Doch in Rabans Miene lag kein Mitgefühl. Icherios wurde sich bewusst, dass er ihn nach all den Jahren immer noch nicht kannte. Raban war ein Vampir, wie konnte man mit einem Blutsauger über den Wert von Menschenleben diskutieren?
Der Samt seines robenartigen Gewandes raschelte, als sich Raban erhob. Wie immer trug er ein dickes, goldenes Kreuz um den Hals. Icherios fand es erschreckend, dass sich Vampire in so unterschiedlichen Gestalten verbargen. Wie vielen von ihnen war er bereits unwissend begegnet? Wie oft war er kurz davor gestanden, ausgesaugt in einer dunklen Gasse zu enden?
»Folgt mir.« Ohne sich zu vergewissern, dass der junge Gelehrte ihm gehorchte, verließ Raban das Studierzimmer und ging die kunstvoll geschwungene Holztreppe hinauf in den oberen Stock. An den Wänden hingen zahlreiche goldgerahmte Gemälde mit den Porträts von Rabans Vorfahren. Es war Icherios nie zuvor aufgefallen, dass das jüngste aus dem vierzehnten Jahrhundert stammte. Wie alt mochte sein Mentor in Wirklichkeit sein?
Der alte Vampir führte ihn durch einen Gang zu einer schwarz bemalten Tür, um deren Schlüsselloch sich filigrane Zeichnungen von dunkelroten Blüten und Blättern rankten.

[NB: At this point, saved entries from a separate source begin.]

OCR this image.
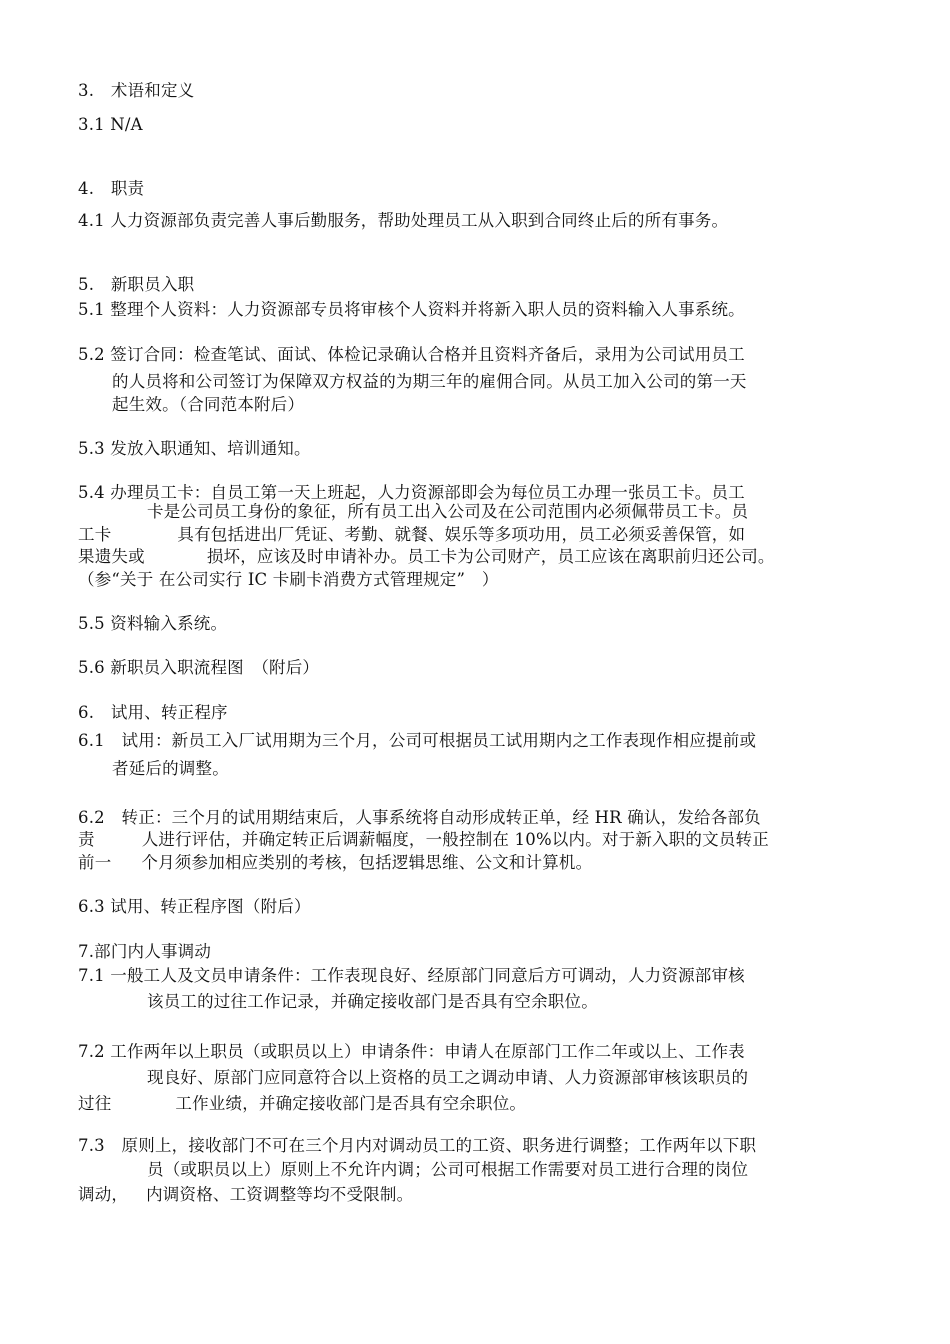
3.　术语和定义
3.1 N/A
4.　职责
4.1 人力资源部负责完善人事后勤服务，帮助处理员工从入职到合同终止后的所有事务。
5.　新职员入职
5.1 整理个人资料：人力资源部专员将审核个人资料并将新入职人员的资料输入人事系统。
5.2 签订合同：检查笔试、面试、体检记录确认合格并且资料齐备后，录用为公司试用员工
的人员将和公司签订为保障双方权益的为期三年的雇佣合同。从员工加入公司的第一天
起生效。（合同范本附后）
5.3 发放入职通知、培训通知。
5.4 办理员工卡：自员工第一天上班起，人力资源部即会为每位员工办理一张员工卡。员工
卡是公司员工身份的象征，所有员工出入公司及在公司范围内必须佩带员工卡。员
工卡	具有包括进出厂凭证、考勤、就餐、娱乐等多项功用，员工必须妥善保管，如
果遗失或	损坏，应该及时申请补办。员工卡为公司财产，员工应该在离职前归还公司。
（参“关于 在公司实行 IC 卡刷卡消费方式管理规定”　）
5.5 资料输入系统。
5.6 新职员入职流程图　（附后）
6.　试用、转正程序
6.1　试用：新员工入厂试用期为三个月，公司可根据员工试用期内之工作表现作相应提前或
者延后的调整。
6.2　转正：三个月的试用期结束后，人事系统将自动形成转正单，经 HR 确认，发给各部负
责	人进行评估，并确定转正后调薪幅度，一般控制在 10%以内。对于新入职的文员转正
前一 个月须参加相应类别的考核，包括逻辑思维、公文和计算机。
6.3 试用、转正程序图（附后）
7.部门内人事调动
7.1 一般工人及文员申请条件：工作表现良好、经原部门同意后方可调动，人力资源部审核
该员工的过往工作记录，并确定接收部门是否具有空余职位。
7.2 工作两年以上职员（或职员以上）申请条件：申请人在原部门工作二年或以上、工作表
现良好、原部门应同意符合以上资格的员工之调动申请、人力资源部审核该职员的
过往	工作业绩，并确定接收部门是否具有空余职位。
7.3　原则上，接收部门不可在三个月内对调动员工的工资、职务进行调整；工作两年以下职
员（或职员以上）原则上不允许内调；公司可根据工作需要对员工进行合理的岗位
调动， 内调资格、工资调整等均不受限制。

Leise klimpernd holte er einen Schlüssel hervor und öffnete die Tür. Das Zimmer war relativ klein, und auch wenn es regelmäßig geputzt wurde, hing der Geruch von Staub, modernden Stoffen und Mäusekot in der Luft. Die Einrichtung stammte aus dem vierzehnten Jahrhundert. Schwere Eichenholzmöbel und Truhen mit Tierreliefs gaben dem Raum eine gemütliche Atmosphäre. In einer Ecke stapelten sich Gemälde, die alle dieselbe Frau darstellten. Sie war mittleren Alters, aber ihre Schönheit war noch nicht verblasst, sondern schien durch die Jahre zu gewinnen. Dunkle Haare, in denen sich einzelne silberne Strähnen abzeichneten, umrahmten ein zartes, herzförmiges Antlitz. Am auffälligsten waren ihre schwarzen Augen, die, selbst in Öl gebannt, Icherios in die Seele zu blicken schienen.
»Alisandra.« Rabans Stimme brach, als er den Namen flüsternd aussprach. Sein Blick glitt liebevoll die Konturen ihres Gesichts entlang. »Sie war die Liebe meines Lebens und zugleich mein größter Fluch.«
Icherios zuckte überrascht zusammen. Sein Mentor war verliebt gewesen? Der Gedanke erschien ihm ebenso absurd und abstoßend wie die Vorstellung, seine Eltern könnten sich im Bett vergnügen. Gleichzeitig schämte er sich für seine Naivität.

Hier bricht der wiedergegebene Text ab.